Just like we can match POS tag, we can match literal too.
营业 本钱
will match 营业成本
.
If literal matching failed, it will try to match token that is similar to that literal. This feature is power by synonym dictionary and your custom dictionaries.
Group
companyName:(#公司名 #助词)
will put matching result of #公司名 #助词
, which is 公司2017年的
, into result JSON, under the key companyName
.
What in the parentheses can be some legal token-regex-it tokens.
Or
#公司名|#时间词 #助词
will match 公司的
or 2017年的
.
Working likes regex's |
.
Optional
#公司名? #助词
will match 公司的
or 的
.
Working likes regex's ?
.
Constrain
- Only support sentence level extraction.

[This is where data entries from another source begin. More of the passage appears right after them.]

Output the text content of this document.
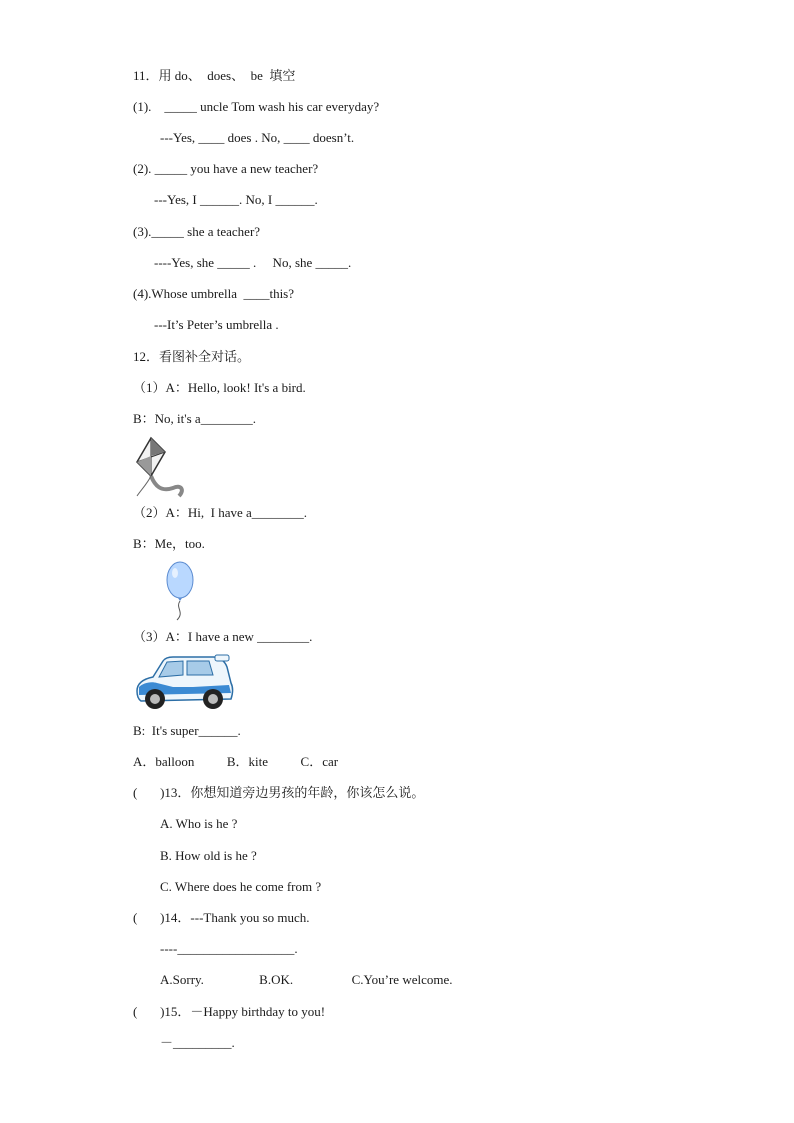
11．用 do、  does、  be  填空
(1).    _____ uncle Tom wash his car everyday?
---Yes, ____ does . No, ____ doesn’t.
(2). _____ you have a new teacher?
---Yes, I ______. No, I ______.
(3)._____ she a teacher?
----Yes, she _____ .     No, she _____.
(4).Whose umbrella  ____this?
---It’s Peter’s umbrella .
12．看图补全对话。
（1）A：Hello, look! It's a bird.
B：No, it's a________.
（2）A：Hi,  I have a________.
B：Me，too.
（3）A：I have a new ________.
B:  It's super______.
A．balloon          B．kite          C．car
(       )13．你想知道旁边男孩的年龄，你该怎么说。
A. Who is he ?
B. How old is he ?
C. Where does he come from ?
(       )14．---Thank you so much.
----__________________.
A.Sorry.                 B.OK.                  C.You’re welcome.
(       )15．－Happy birthday to you!
－_________.
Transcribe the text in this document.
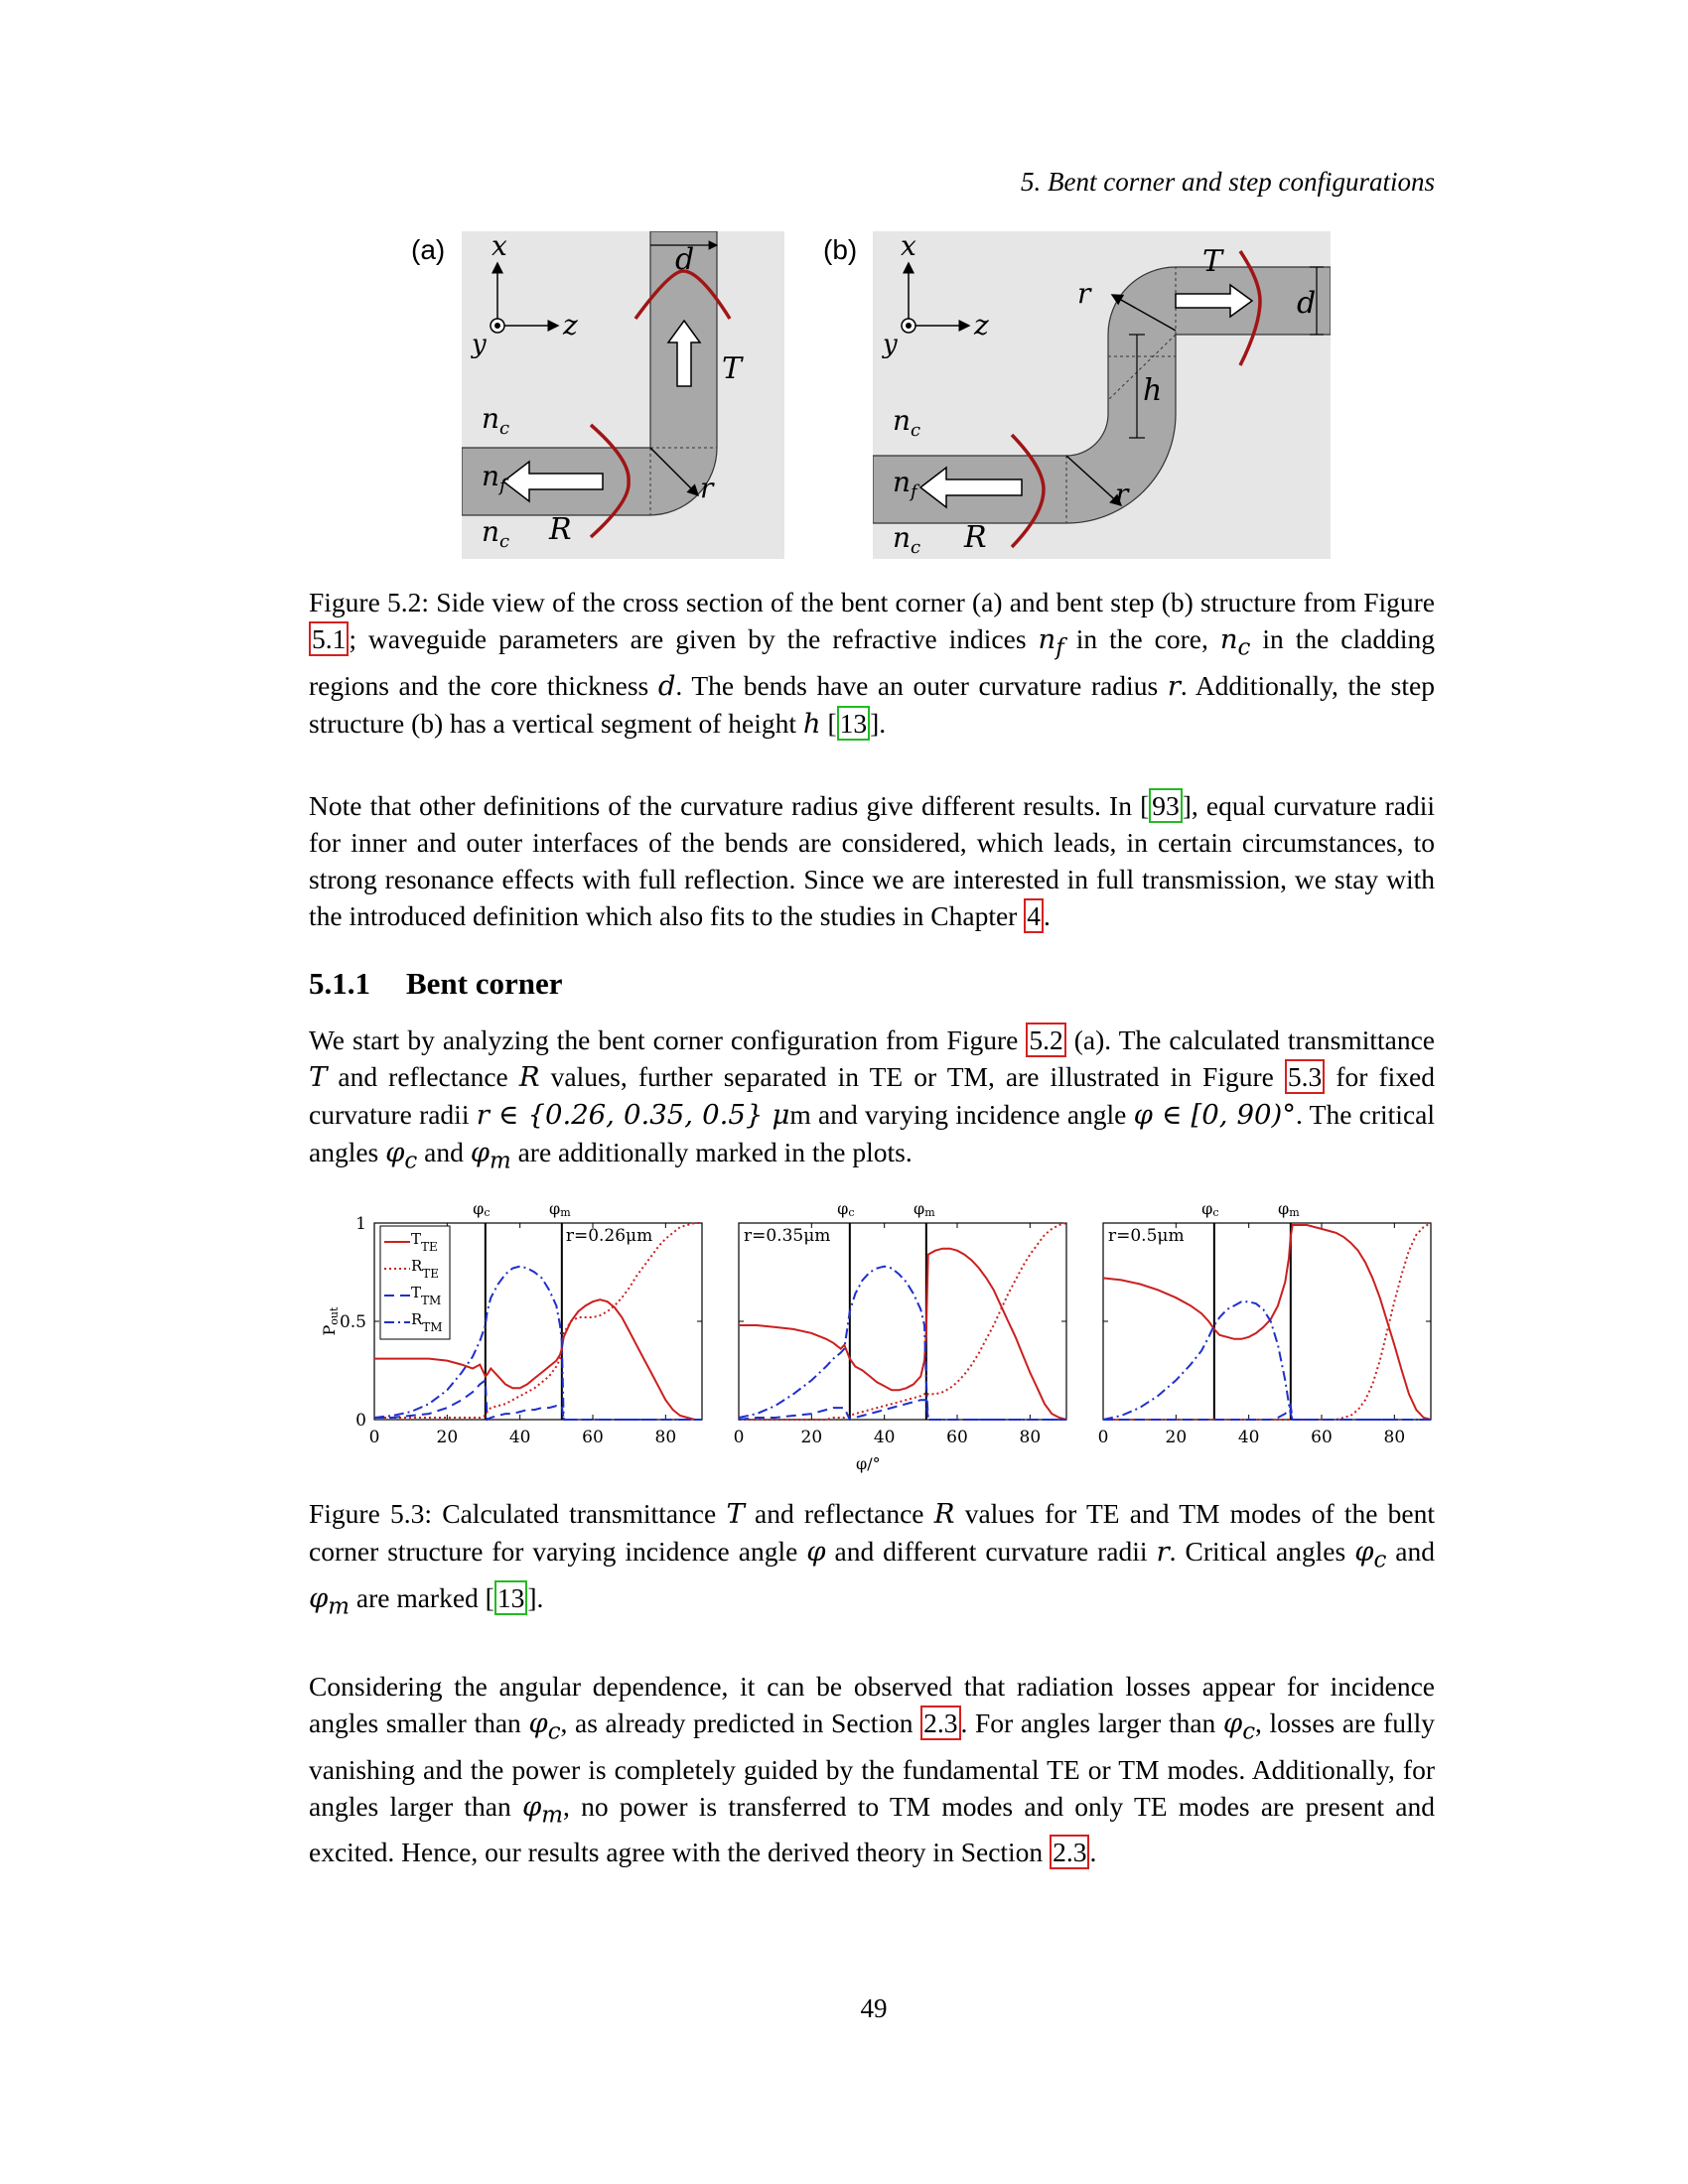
5. Bent corner and step configurations
(a)	(b)
x
y
z
d
T
R
r
$n_c$
$n_f$
$n_c$
x
y
z
d
T
R
r
r
h
$n_c$
$n_f$
$n_c$
Figure 5.2: Side view of the cross section of the bent corner (a) and bent step (b) structure from Figure 5.1 ; waveguide parameters are given by the refractive indices $n_f$ in the core, $n_c$ in the cladding regions and the core thickness d. The bends have an outer curvature radius r. Additionally, the step structure (b) has a vertical segment of height h [ 13 ].
Note that other definitions of the curvature radius give different results. In [ 93 ], equal curvature radii for inner and outer interfaces of the bends are considered, which leads, in certain circumstances, to strong resonance effects with full reflection. Since we are interested in full transmission, we stay with the introduced definition which also fits to the studies in Chapter 4 .
5.1.1 Bent corner
We start by analyzing the bent corner configuration from Figure 5.2 (a). The calculated transmittance T and reflectance R values, further separated in TE or TM, are illustrated in Figure 5.3 for fixed curvature radii r ∈ {0.26, 0.35, 0.5} μm and varying incidence angle φ ∈ [0, 90)°. The critical angles $\varphi_c$ and $\varphi_m$ are additionally marked in the plots.
0	20	40	60	80
0
0.5
1
φc	φm
r=0.26μm
0	20	40	60	80
φc	φm
r=0.35μm
0	20	40	60	80
φc	φm
r=0.5μm
$T_{TE}$
$R_{TE}$
$T_{TM}$
$R_{TM}$
Pout
φ/°
Figure 5.3: Calculated transmittance T and reflectance R values for TE and TM modes of the bent corner structure for varying incidence angle φ and different curvature radii r. Critical angles $\varphi_c$ and $\varphi_m$ are marked [ 13 ].
Considering the angular dependence, it can be observed that radiation losses appear for incidence angles smaller than $\varphi_c$, as already predicted in Section 2.3 . For angles larger than $\varphi_c$, losses are fully vanishing and the power is completely guided by the fundamental TE or TM modes. Additionally, for angles larger than $\varphi_m$, no power is transferred to TM modes and only TE modes are present and excited. Hence, our results agree with the derived theory in Section 2.3 .
49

Longer text will be slow.
Development
- If you need to modify syntax, Install Antlr4, and run
yarn generate-parser
- To start development, run
yarn dev
How to get tokens
Use sentence segment package likes segmentit.
You can use nodejieba too. But if you don't run this package in the browser, why would you need this package? You should try stanford NLP.